Troszkę zawiedzeni, że nie w komplecie, bo tylko 33 osoby odważyły się wziąć udział w naszym pierwszym wyjeździe na baseny mineralne w Kazimierzy Wielkiej.
Już na miejscu od razu spotkaliśmy się z miłym przyjęciem odnosząc wrażenie, że cała obsługa basenów już na nas czeka. Na początek dostaliśmy w bonusie 30 minut dodatkowej „kąpieli”. Sam obiekt wszystkich zachwycił . Przestrzeń, ciepła woda, wszystkie atrakcje w tym : basen sportowy, basen rekreacyjny z biczami wodnymi i zjeżdżalnią, jaccuzi, grota solna, sauna sucha i parowa oraz dwa baseny mineralne z wodą siarczkową o temperaturze wody 32-38 stopni Celsjusza były niemalże tylko do naszej dyspozycji.
Czuliśmy się jak przysłowiowa ryba w wodzie.
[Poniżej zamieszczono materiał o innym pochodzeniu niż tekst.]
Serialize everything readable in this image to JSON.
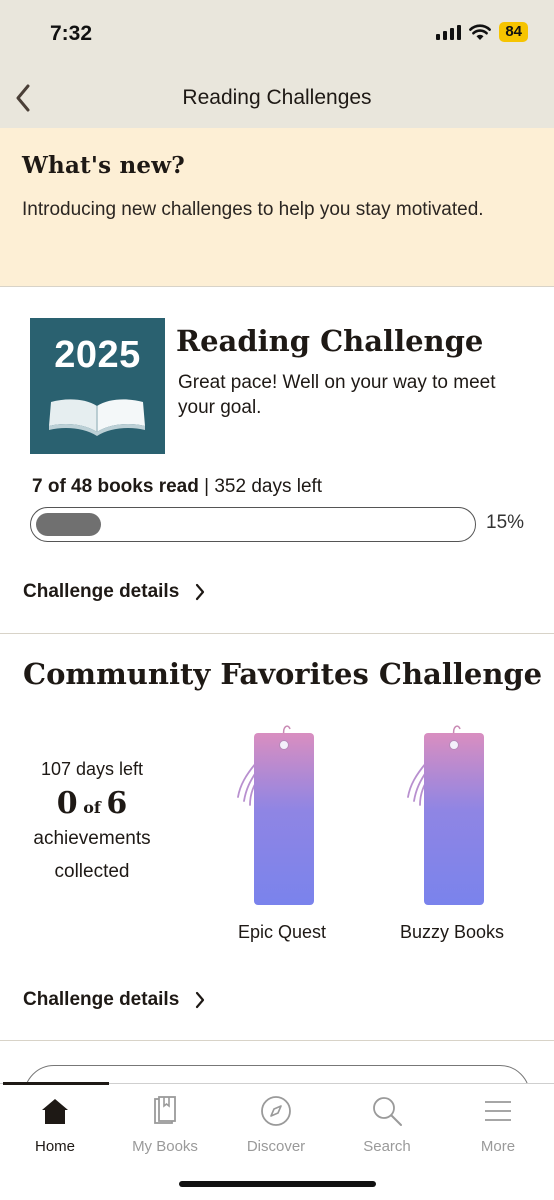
{
  "status_bar": {
    "time": "7:32",
    "battery": "84"
  },
  "nav": {
    "title": "Reading Challenges"
  },
  "whats_new": {
    "title": "What's new?",
    "body": "Introducing new challenges to help you stay motivated."
  },
  "reading_challenge": {
    "year": "2025",
    "title": "Reading Challenge",
    "subtitle": "Great pace! Well on your way to meet your goal.",
    "books_read_text": "7 of 48 books read",
    "separator": " | ",
    "days_left_text": "352 days left",
    "progress": 0.15,
    "progress_label": "15%",
    "details_label": "Challenge details"
  },
  "community_challenge": {
    "title": "Community Favorites Challenge",
    "days_left": "107 days left",
    "achieved": "0",
    "of_word": "of",
    "total": "6",
    "caption_line1": "achievements",
    "caption_line2": "collected",
    "bookmarks": [
      {
        "label": "Epic Quest"
      },
      {
        "label": "Buzzy Books"
      }
    ],
    "details_label": "Challenge details"
  },
  "tab_bar": {
    "tabs": [
      {
        "label": "Home",
        "icon": "home-icon",
        "active": true
      },
      {
        "label": "My Books",
        "icon": "books-icon",
        "active": false
      },
      {
        "label": "Discover",
        "icon": "compass-icon",
        "active": false
      },
      {
        "label": "Search",
        "icon": "search-icon",
        "active": false
      },
      {
        "label": "More",
        "icon": "menu-icon",
        "active": false
      }
    ]
  },
  "colors": {
    "nav_background": "#e9e6dc",
    "banner_background": "#fdefd5",
    "badge_teal": "#2a6170",
    "battery_yellow": "#f6c400",
    "progress_fill": "#707070",
    "bookmark_top": "#d98ec0",
    "bookmark_bottom": "#7a83ec"
  }
}
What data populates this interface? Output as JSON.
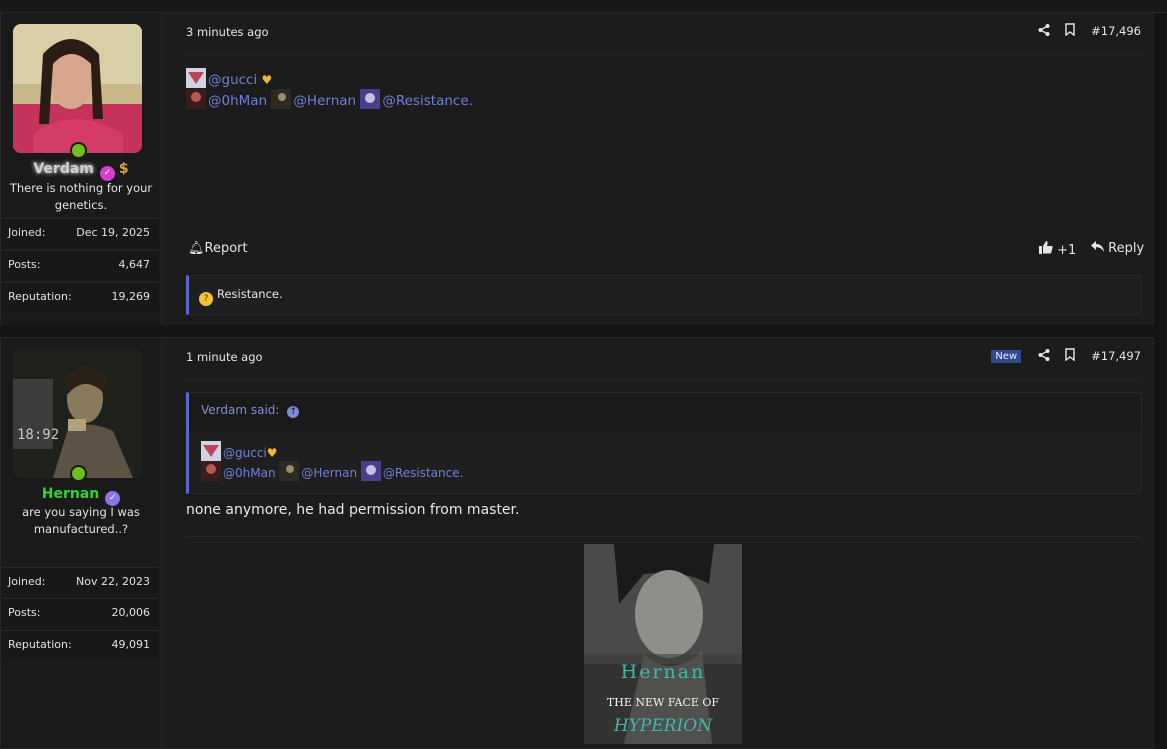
{
  "posts": [
    {
      "user": {
        "name": "Verdam",
        "title": "There is nothing for your genetics.",
        "stats": [
          {
            "label": "Joined:",
            "value": "Dec 19, 2025"
          },
          {
            "label": "Posts:",
            "value": "4,647"
          },
          {
            "label": "Reputation:",
            "value": "19,269"
          }
        ]
      },
      "time": "3 minutes ago",
      "number": "#17,496",
      "mentions_line1": "@gucci",
      "mentions_line2": [
        "@0hMan",
        "@Hernan",
        "@Resistance."
      ],
      "report_label": "Report",
      "like_count": "+1",
      "reply_label": "Reply",
      "reaction_text": "Resistance."
    },
    {
      "user": {
        "name": "Hernan",
        "title": "are you saying I was manufactured..?",
        "stats": [
          {
            "label": "Joined:",
            "value": "Nov 22, 2023"
          },
          {
            "label": "Posts:",
            "value": "20,006"
          },
          {
            "label": "Reputation:",
            "value": "49,091"
          }
        ]
      },
      "time": "1 minute ago",
      "new_badge": "New",
      "number": "#17,497",
      "quote": {
        "author": "Verdam said:",
        "mentions_line1": "@gucci",
        "mentions_line2": [
          "@0hMan",
          "@Hernan",
          "@Resistance."
        ]
      },
      "body": "none anymore, he had permission from master.",
      "poster": {
        "line1": "Hernan",
        "line2": "THE NEW FACE OF",
        "line3": "HYPERION"
      }
    }
  ],
  "icons": {
    "share": "share-icon",
    "bookmark": "bookmark-icon",
    "bell": "bell-icon",
    "thumb": "thumbs-up-icon",
    "reply": "reply-icon",
    "arrow_up": "arrow-up-circle-icon",
    "verified": "verified-badge-icon",
    "dollar": "dollar-icon",
    "heart": "heart-icon",
    "emoji": "thinking-face-icon"
  },
  "colors": {
    "mention": "#6f7fd6",
    "online": "#6fbf1f",
    "hernan_name": "#2fd62f",
    "quote_border": "#5a6ac8",
    "new_badge": "#2e4a8f"
  }
}
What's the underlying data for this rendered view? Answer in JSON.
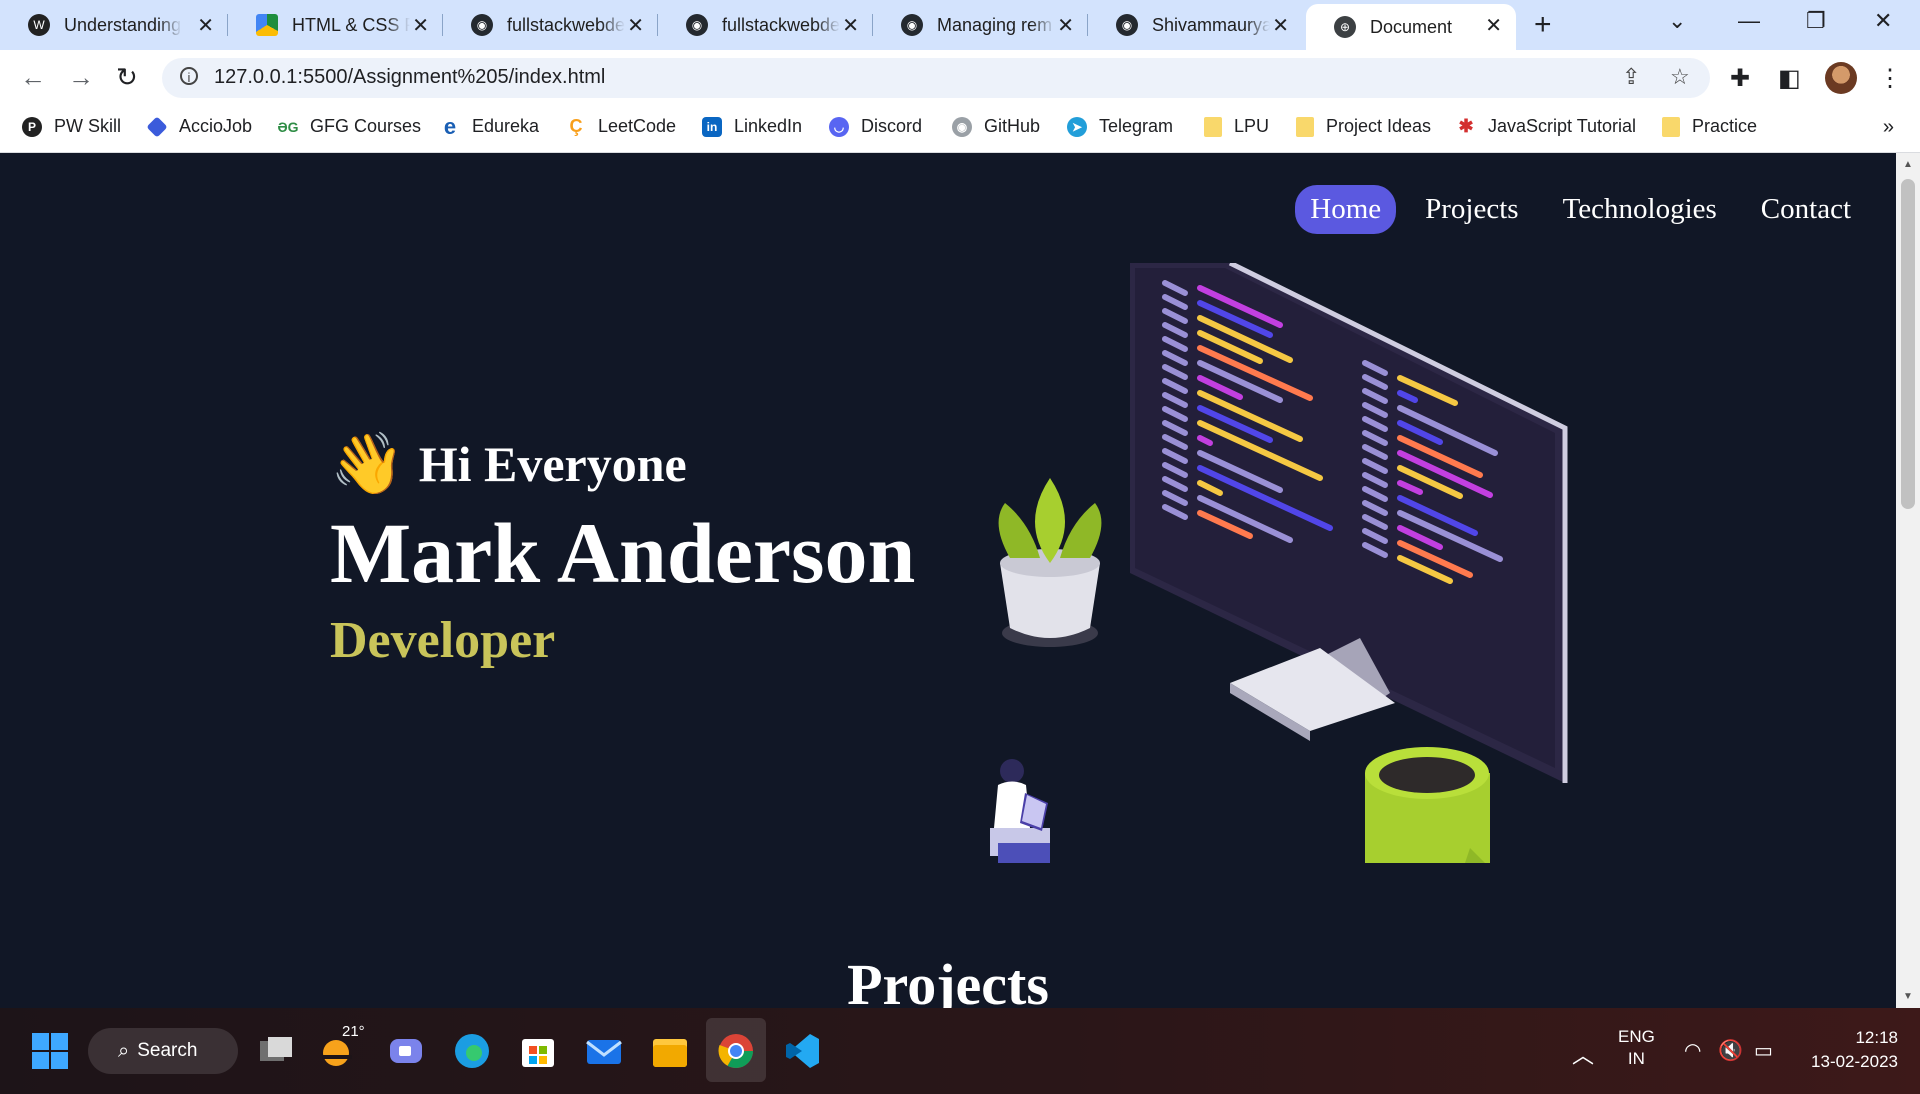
{
  "tabs": [
    {
      "title": "Understanding",
      "icon": "wordpress-icon"
    },
    {
      "title": "HTML & CSS P",
      "icon": "google-drive-icon"
    },
    {
      "title": "fullstackwebde",
      "icon": "github-icon"
    },
    {
      "title": "fullstackwebde",
      "icon": "github-icon"
    },
    {
      "title": "Managing rem",
      "icon": "github-icon"
    },
    {
      "title": "Shivammaurya",
      "icon": "github-icon"
    },
    {
      "title": "Document",
      "icon": "globe-icon",
      "active": true
    }
  ],
  "address": {
    "url": "127.0.0.1:5500/Assignment%205/index.html"
  },
  "bookmarks": [
    {
      "label": "PW Skill"
    },
    {
      "label": "AccioJob"
    },
    {
      "label": "GFG Courses"
    },
    {
      "label": "Edureka"
    },
    {
      "label": "LeetCode"
    },
    {
      "label": "LinkedIn"
    },
    {
      "label": "Discord"
    },
    {
      "label": "GitHub"
    },
    {
      "label": "Telegram"
    },
    {
      "label": "LPU"
    },
    {
      "label": "Project Ideas"
    },
    {
      "label": "JavaScript Tutorial"
    },
    {
      "label": "Practice"
    }
  ],
  "page": {
    "nav": [
      "Home",
      "Projects",
      "Technologies",
      "Contact"
    ],
    "hero": {
      "greeting": "Hi Everyone",
      "name": "Mark Anderson",
      "role": "Developer"
    },
    "projects_title": "Projects"
  },
  "taskbar": {
    "search_label": "Search",
    "weather": "21°",
    "lang_top": "ENG",
    "lang_bottom": "IN",
    "time": "12:18",
    "date": "13-02-2023"
  },
  "colors": {
    "page_bg": "#111726",
    "nav_active": "#5b59e0",
    "role": "#c9c45a",
    "tabstrip": "#d3e3fd"
  }
}
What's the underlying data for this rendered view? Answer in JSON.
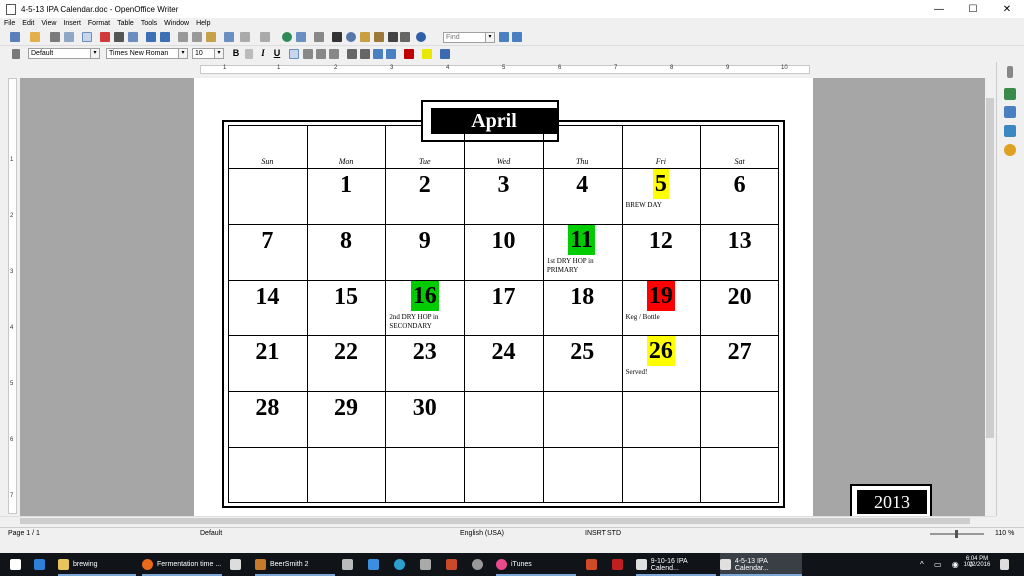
{
  "window": {
    "title": "4-5-13 IPA Calendar.doc - OpenOffice Writer",
    "minimize": "—",
    "maximize": "☐",
    "close": "✕"
  },
  "menu": [
    "File",
    "Edit",
    "View",
    "Insert",
    "Format",
    "Table",
    "Tools",
    "Window",
    "Help"
  ],
  "toolbar": {
    "find_placeholder": "Find"
  },
  "format_bar": {
    "style": "Default",
    "font": "Times New Roman",
    "size": "10",
    "bold": "B",
    "italic": "I",
    "underline": "U"
  },
  "ruler": {
    "marks": [
      "1",
      "1",
      "2",
      "3",
      "4",
      "5",
      "6",
      "7",
      "8",
      "9",
      "10"
    ]
  },
  "vruler": {
    "marks": [
      "1",
      "2",
      "3",
      "4",
      "5",
      "6",
      "7"
    ]
  },
  "calendar": {
    "month": "April",
    "year": "2013",
    "days": [
      "Sun",
      "Mon",
      "Tue",
      "Wed",
      "Thu",
      "Fri",
      "Sat"
    ],
    "weeks": [
      [
        "",
        "1",
        "2",
        "3",
        "4",
        "5",
        "6"
      ],
      [
        "7",
        "8",
        "9",
        "10",
        "11",
        "12",
        "13"
      ],
      [
        "14",
        "15",
        "16",
        "17",
        "18",
        "19",
        "20"
      ],
      [
        "21",
        "22",
        "23",
        "24",
        "25",
        "26",
        "27"
      ],
      [
        "28",
        "29",
        "30",
        "",
        "",
        "",
        ""
      ],
      [
        "",
        "",
        "",
        "",
        "",
        "",
        ""
      ]
    ],
    "highlights": [
      {
        "week": 0,
        "day": 5,
        "color": "#ffff00",
        "note": "BREW DAY"
      },
      {
        "week": 1,
        "day": 4,
        "color": "#00cc00",
        "note": "1st DRY HOP in PRIMARY"
      },
      {
        "week": 2,
        "day": 2,
        "color": "#00cc00",
        "note": "2nd DRY HOP in SECONDARY"
      },
      {
        "week": 2,
        "day": 5,
        "color": "#ff0000",
        "note": "Keg / Bottle"
      },
      {
        "week": 3,
        "day": 5,
        "color": "#ffff00",
        "note": "Served!"
      }
    ]
  },
  "status": {
    "page": "Page 1 / 1",
    "style": "Default",
    "language": "English (USA)",
    "insert": "INSRT",
    "selection": "STD",
    "zoom": "110 %"
  },
  "taskbar": {
    "items": [
      "brewing",
      "Fermentation time ...",
      "BeerSmith 2",
      "iTunes",
      "9-10-16 IPA Calend...",
      "4-5-13 IPA Calendar..."
    ],
    "time": "6:04 PM",
    "date": "10/2/2016"
  }
}
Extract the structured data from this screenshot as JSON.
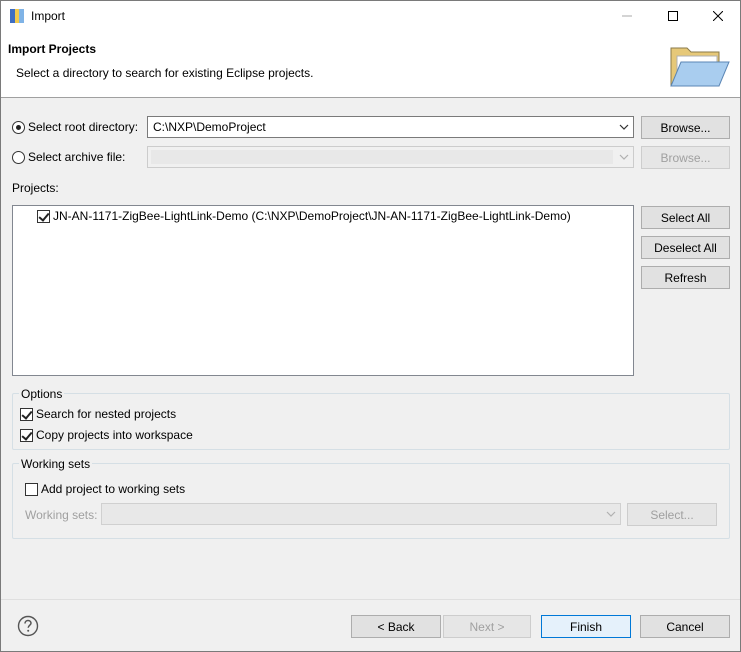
{
  "window": {
    "title": "Import"
  },
  "banner": {
    "title": "Import Projects",
    "description": "Select a directory to search for existing Eclipse projects."
  },
  "source": {
    "root_label": "Select root directory:",
    "root_value": "C:\\NXP\\DemoProject",
    "archive_label": "Select archive file:",
    "archive_value": "",
    "browse_label": "Browse...",
    "browse_disabled_label": "Browse..."
  },
  "projects": {
    "label": "Projects:",
    "items": [
      {
        "label": "JN-AN-1171-ZigBee-LightLink-Demo (C:\\NXP\\DemoProject\\JN-AN-1171-ZigBee-LightLink-Demo)",
        "checked": true
      }
    ],
    "select_all": "Select All",
    "deselect_all": "Deselect All",
    "refresh": "Refresh"
  },
  "options": {
    "title": "Options",
    "nested": "Search for nested projects",
    "copy": "Copy projects into workspace"
  },
  "working_sets": {
    "title": "Working sets",
    "add": "Add project to working sets",
    "field_label": "Working sets:",
    "select_button": "Select..."
  },
  "footer": {
    "back": "< Back",
    "next": "Next >",
    "finish": "Finish",
    "cancel": "Cancel"
  },
  "colors": {
    "accent": "#0078d7",
    "background": "#f0f0f0"
  }
}
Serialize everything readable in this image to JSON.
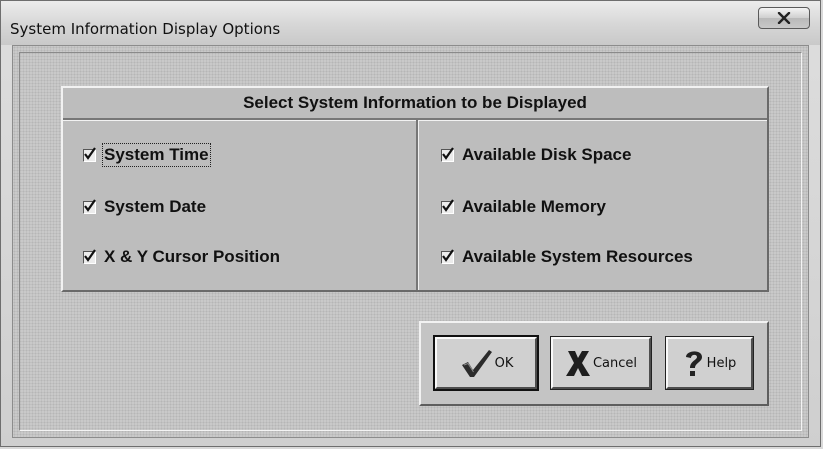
{
  "window": {
    "title": "System Information Display Options"
  },
  "panel": {
    "heading": "Select System Information to be Displayed",
    "left_options": [
      {
        "label": "System Time",
        "checked": true
      },
      {
        "label": "System Date",
        "checked": true
      },
      {
        "label": "X & Y Cursor Position",
        "checked": true
      }
    ],
    "right_options": [
      {
        "label": "Available Disk Space",
        "checked": true
      },
      {
        "label": "Available Memory",
        "checked": true
      },
      {
        "label": "Available System Resources",
        "checked": true
      }
    ]
  },
  "buttons": {
    "ok_label": "OK",
    "cancel_label": "Cancel",
    "help_label": "Help"
  },
  "icons": {
    "close": "close-icon",
    "ok": "checkmark-icon",
    "cancel": "x-icon",
    "help": "question-mark-icon"
  }
}
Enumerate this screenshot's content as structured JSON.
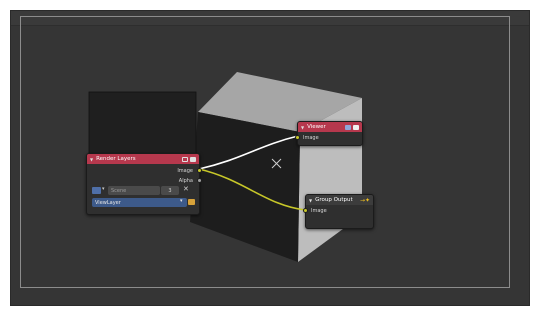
{
  "editor": {
    "background_color": "#353535",
    "cursor_icon": "cross-cursor-icon"
  },
  "nodes": {
    "render_layers": {
      "title": "Render Layers",
      "header_color": "#b6384d",
      "outputs": [
        "Image",
        "Alpha"
      ],
      "scene_field": "Scene",
      "scene_count": "3",
      "view_layer": "ViewLayer"
    },
    "viewer": {
      "title": "Viewer",
      "header_color": "#b6384d",
      "input": "Image"
    },
    "group_output": {
      "title": "Group Output",
      "input": "Image"
    }
  },
  "links": {
    "to_viewer_color": "#ffffff",
    "to_group_output_color": "#c7c729"
  }
}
Nawet pogoda nam sprzyjała, co dało się odczuć szczególnie korzystając z zewnętrznych basenów z wodą siarczkową. Słońce pięknie świeciło, my w wodzie z mocą siarczkowych minerałów . Ta moc basenów siarczkowych to same zalety: rewitalizacja skóry, ulga w bólu, poprawa krążenia i naturalna terapia. My wszyscy tego doznaliśmy. Aż żal było wracać.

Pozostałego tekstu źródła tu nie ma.